当我运行此代码时
val conf = new SparkConf().setMaster("local[2]").setAppName("MLlib")
val sc = new SparkContext(conf)
val data = sc.textFile("hdfs://192.168.1.20:8020/user/sparkMLlib/input/testMLlib.csv")
val parsedData = data.map(s => Vectors.dense(s.split(',').map(_.toDouble))).cache()
// Cluster the data into two classes using KMeans
val numClusters = 2
val numIterations = 20
val clusters = KMeans.train(parsedData, numClusters, numIterations)
// Evaluate clustering by computing Within Set Sum of Squared Errors
val WSSSE = clusters.computeCost(parsedData)
println("Within Set Sum of Squared Errors = " + WSSSE)
// Save and load model
clusters.save(sc, "hdfs://192.168.1.20:8020/user/sparkMLlib/output/")
val sameModel = KMeansModel.load(sc, "hdfs://192.168.1.20:8020/user/sparkMLlib/output/")
我收到运行时异常:
16/05/04 14:43:40 ERROR DefaultWriterContainer: Aborting task.
java.lang.NoClassDefFoundError: org/apache/spark/sql/types/GenericArrayData
at org.apache.spark.mllib.linalg.VectorUDT.serialize(Vectors.scala:207)
at org.apache.spark.mllib.linalg.VectorUDT.serialize(Vectors.scala:179)
at org.apache.spark.sql.catalyst.CatalystTypeConverters$UDTConverter.toCatalystImpl(CatalystTypeConverters.scala:142)
at org.apache.spark.sql.catalyst.CatalystTypeConverters$CatalystTypeConverter.toCatalyst(CatalystTypeConverters.scala:102)
at org.apache.spark.sql.catalyst.CatalystTypeConverters$$anonfun$createToCatalystConverter$2.apply(CatalystTypeConverters.scala:401)
at org.apache.spark.sql.execution.RDDConversions$$anonfun$productToRowRdd$1$$anonfun$apply$1.apply(ExistingRDD.scala:39)
at org.apache.spark.sql.execution.RDDConversions$$anonfun$productToRowRdd$1$$anonfun$apply$1.apply(ExistingRDD.scala:36)
at scala.collection.Iterator$$anon$11.next(Iterator.scala:328)
at org.apache.spark.sql.execution.datasources.DefaultWriterContainer.writeRows(WriterContainer.scala:263)
at org.apache.spark.sql.execution.datasources.InsertIntoHadoopFsRelation$$anonfun$run$1$$anonfun$apply$mcV$sp$3.apply(InsertIntoHadoopFsRelation.scala:150)
at org.apache.spark.sql.execution.datasources.InsertIntoHadoopFsRelation$$anonfun$run$1$$anonfun$apply$mcV$sp$3.apply(InsertIntoHadoopFsRelation.scala:150)
at org.apache.spark.scheduler.ResultTask.runTask(ResultTask.scala:66)
at org.apache.spark.scheduler.Task.run(Task.scala:89)
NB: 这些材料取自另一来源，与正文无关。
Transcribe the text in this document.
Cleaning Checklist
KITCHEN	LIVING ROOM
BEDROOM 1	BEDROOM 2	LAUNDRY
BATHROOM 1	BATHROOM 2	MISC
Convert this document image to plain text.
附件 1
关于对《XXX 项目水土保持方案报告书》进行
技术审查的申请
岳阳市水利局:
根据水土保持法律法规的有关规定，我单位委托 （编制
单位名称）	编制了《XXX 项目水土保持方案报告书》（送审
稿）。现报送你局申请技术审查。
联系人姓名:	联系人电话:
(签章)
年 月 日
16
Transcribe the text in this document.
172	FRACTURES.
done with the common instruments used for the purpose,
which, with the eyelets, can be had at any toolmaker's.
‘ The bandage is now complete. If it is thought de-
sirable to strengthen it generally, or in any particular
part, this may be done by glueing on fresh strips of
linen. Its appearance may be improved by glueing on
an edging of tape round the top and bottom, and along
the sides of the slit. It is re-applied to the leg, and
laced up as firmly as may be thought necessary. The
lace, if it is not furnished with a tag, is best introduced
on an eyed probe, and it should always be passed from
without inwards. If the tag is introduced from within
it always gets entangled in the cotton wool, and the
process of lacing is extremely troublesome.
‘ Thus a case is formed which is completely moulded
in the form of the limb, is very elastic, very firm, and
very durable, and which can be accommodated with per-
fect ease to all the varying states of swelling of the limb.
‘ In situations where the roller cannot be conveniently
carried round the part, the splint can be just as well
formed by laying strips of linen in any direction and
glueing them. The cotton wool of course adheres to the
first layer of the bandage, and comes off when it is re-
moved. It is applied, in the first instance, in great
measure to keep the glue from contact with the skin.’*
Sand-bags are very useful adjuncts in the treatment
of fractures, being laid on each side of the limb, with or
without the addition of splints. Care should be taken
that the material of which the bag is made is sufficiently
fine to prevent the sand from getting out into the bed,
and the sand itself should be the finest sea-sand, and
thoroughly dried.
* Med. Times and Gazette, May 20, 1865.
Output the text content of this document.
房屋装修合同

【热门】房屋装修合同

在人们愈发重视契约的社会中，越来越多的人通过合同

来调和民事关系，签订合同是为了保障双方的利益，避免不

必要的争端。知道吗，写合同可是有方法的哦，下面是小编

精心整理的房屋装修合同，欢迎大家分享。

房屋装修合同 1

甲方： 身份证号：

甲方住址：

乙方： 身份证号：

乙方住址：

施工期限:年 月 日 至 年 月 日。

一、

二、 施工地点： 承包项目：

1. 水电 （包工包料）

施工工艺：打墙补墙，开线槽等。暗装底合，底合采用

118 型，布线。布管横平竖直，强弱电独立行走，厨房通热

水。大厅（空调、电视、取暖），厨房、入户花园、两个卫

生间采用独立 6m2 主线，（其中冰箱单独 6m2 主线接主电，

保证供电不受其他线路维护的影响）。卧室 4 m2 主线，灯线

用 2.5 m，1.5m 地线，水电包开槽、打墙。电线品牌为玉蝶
at org.apache.spark.executor.Executor$TaskRunner.run(Executor.scala:214)
at java.util.concurrent.ThreadPoolExecutor.runWorker(ThreadPoolExecutor.java:1145)
at java.util.concurrent.ThreadPoolExecutor$Worker.run(ThreadPoolExecutor.java:615)
at java.lang.Thread.run(Thread.java:745)
Caused by: java.lang.ClassNotFoundException: org.apache.spark.sql.types.GenericArrayData
at java.net.URLClassLoader$1.run(URLClassLoader.java:366)
at java.net.URLClassLoader$1.run(URLClassLoader.java:355)
at java.security.AccessController.doPrivileged(Native Method)
at java.net.URLClassLoader.findClass(URLClassLoader.java:354)
at java.lang.ClassLoader.loadClass(ClassLoader.java:425)
at sun.misc.Launcher$AppClassLoader.loadClass(Launcher.java:308)
at java.lang.ClassLoader.loadClass(ClassLoader.java:358)
我根本不明白这一点。这是一个导入或依赖问题,我到处都看,但我一无所获。这似乎是一个非常奇怪的例外。谁能解释一下?